Ich hoffe auch das Beste, aber ich befürchte du wirst leider Recht behalten und sie werden versagen.
Wenn das Ende nichts wird, gibt es halt wieder einen nachgereichten Director´s Cut.


----------



## Lukecheater (2. Juli 2013)

Slay78 schrieb:


> Ich hoffe auch das Beste, aber ich befürchte du wirst leider Recht behalten und sie werden versagen.
> Wenn das Ende nichts wird, gibt es halt wieder einen nachgereichten Director´s Cut.


 
Nee das ist dann als 5€ DLC erhältlich, das tolle Ende


----------



## RoTTeN1234 (2. Juli 2013)

Lukecheater schrieb:


> Nee das ist dann als 5€ DLC erhältlich, das tolle Ende


 

Naja vllt verschenken sie den dann auch wieder  Bitte lasst mich einfach nicht Recht behalten...


----------



## Broken24 (2. Juli 2013)

Die Zeit für einen Film ist abgelaufen... wenn sie sich bis heute nichteinmal sicher sind, was genau sie eigentlich für einen Film machen wollen, dann wird der Film sowieso ein Flop mangels Interesse.


----------



## Tut_Ench (3. Juli 2013)

Wenn sie es vernünftig hinbekommen, werd ich ihn mir auf jedenfall angucken, denn mir fehlt schon seit langem mal wieder eine gute SciFi-Saga im Kino, mit Alins und fetten Raumschlachten.


----------



## Slay78 (3. Juli 2013)

Broken24 schrieb:


> Die Zeit für einen Film ist abgelaufen... wenn sie sich bis heute nichteinmal sicher sind, was genau sie eigentlich für einen Film machen wollen, dann wird der Film sowieso ein Flop mangels Interesse.


 
Das würde ich so nicht sagen, bringen sie einen wirklich guten Film auf die Leinwand, wird ihn sich jeder Sifi-Fan ansehe, egal ob in einem Jahr oder in 10 Jahren.
Bringen sie eine Gurke, wird er floppen und es werden höchstens die hardcor ME-Fans in die Kinos gehen und auch denen ist es egal, ob der Film früher oder später kommt.
Das ME Universum stirbt ja jetzt nicht nach der Shepard Trilogie, es wird ja (egal in welcher Form) fortgesetzt. also wird auch das Interesse an ME Spielen und Filmen so schnell nicht nachlassen.
Zwischen Star Wars Episode VI- Die Rückkehr der Jedi-Ritter(1983) und Episode I- Die dunkle Bedrohung (1999) lagen 16 Jahre und da waren auch genug Leute im Kino.
Für einen wirklich guten Film ist es doch nie zu spät.

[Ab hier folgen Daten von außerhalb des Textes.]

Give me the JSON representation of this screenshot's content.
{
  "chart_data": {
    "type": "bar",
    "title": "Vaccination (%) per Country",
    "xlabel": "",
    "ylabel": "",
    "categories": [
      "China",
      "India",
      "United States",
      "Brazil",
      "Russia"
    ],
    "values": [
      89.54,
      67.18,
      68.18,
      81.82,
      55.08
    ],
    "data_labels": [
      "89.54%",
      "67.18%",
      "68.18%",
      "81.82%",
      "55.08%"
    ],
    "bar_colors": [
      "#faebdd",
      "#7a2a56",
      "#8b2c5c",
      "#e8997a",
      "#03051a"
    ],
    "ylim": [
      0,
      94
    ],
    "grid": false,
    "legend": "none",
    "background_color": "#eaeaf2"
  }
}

Edit: Und mir ist es lieber, sie lassen sich mehr Zeit und machen einen guten Film, als das sie in kürzester Zeit eine Gurke raushauen, nur um nicht zu viel Zeit zwischen ME3 und dem Film verstreichen zu lassen.


----------



## Slay78 (3. Juli 2013)

Habe eben nachgesehen, die Filmografie des Studios kann sich ja sehen lassen (Hangover 1,2,3, Batman1,2,3, Man of Steel...), aber bis 2014 ist von einem ME Film nichts zu sehen und zur gleichen Zeit wollen die ja auch noch einen Warcraft Film machen, den sie jetzt langsam anfangen wollen.
Unterm Strich, der ME Film wird noch ein paar Jahre dauern, aber die Hoffnung, das es keine Gurke wird, ist gestiegen.


----------



## Vordack (3. Juli 2013)

Ich bin mal gespannt ob Shepards Liebhaber/in in dem Film männlich oder weiblich ist und welcher Rasse er/sie hat


----------



## sauerlandboy79 (3. Juli 2013)

An sich bin ich gespannt auf eine Verfilmung. Aber sowas Episches wie ME... Wie will man sowas in +/- 2 Stunden packen ? Tiefgang und Charakteriserung werden da schwer Platz haben...


----------



## sauerlandboy79 (3. Juli 2013)

Vordack schrieb:


> Ich bin mal gespannt ob Shepards Liebhaber/in in dem Film männlich oder weiblich ist und welcher Rasse er/sie hat


 Mich interessiert es noch mehr, ob er/sie dann wieder einen hippen Disco-Dance drauf hat. 





__ Youtube
				- Extern eingebundener Inhalt
			


__
youtube.com/watch/?v=cOXR_0wO6GA

				
				An dieser Stelle findest du externe Inhalte von Youtube. Zum Schutz deiner persönlichen Daten werden externe Einbindungen erst angezeigt, wenn du dies durch Klick auf "Alle externen Inhalte laden" bestätigst:
			

Alle externen Inhalte laden

Ich bin damit einverstanden, dass mir externe Inhalte angezeigt werden. Damit werden personenbezogene Daten an Drittplattformen übermittelt. Weitere Informationen gibt es auf der Datenschutzseite.


----------



## Slay78 (3. Juli 2013)

sauerlandboy79 schrieb:


> An sich bin ich gespannt auf eine Verfilmung. Aber sowas Episches wie ME... Wie will man sowas in +/- 2 Stunden packen ? Tiefgang und Charakteriserung werden da schwer Platz haben...


 
Da hast du Recht, für einen Film ist ME eigentlich zu viel Stoff, da müsste schon wenigstens eine Trilogie her, um dem Universum einigermasen gerecht zu werden.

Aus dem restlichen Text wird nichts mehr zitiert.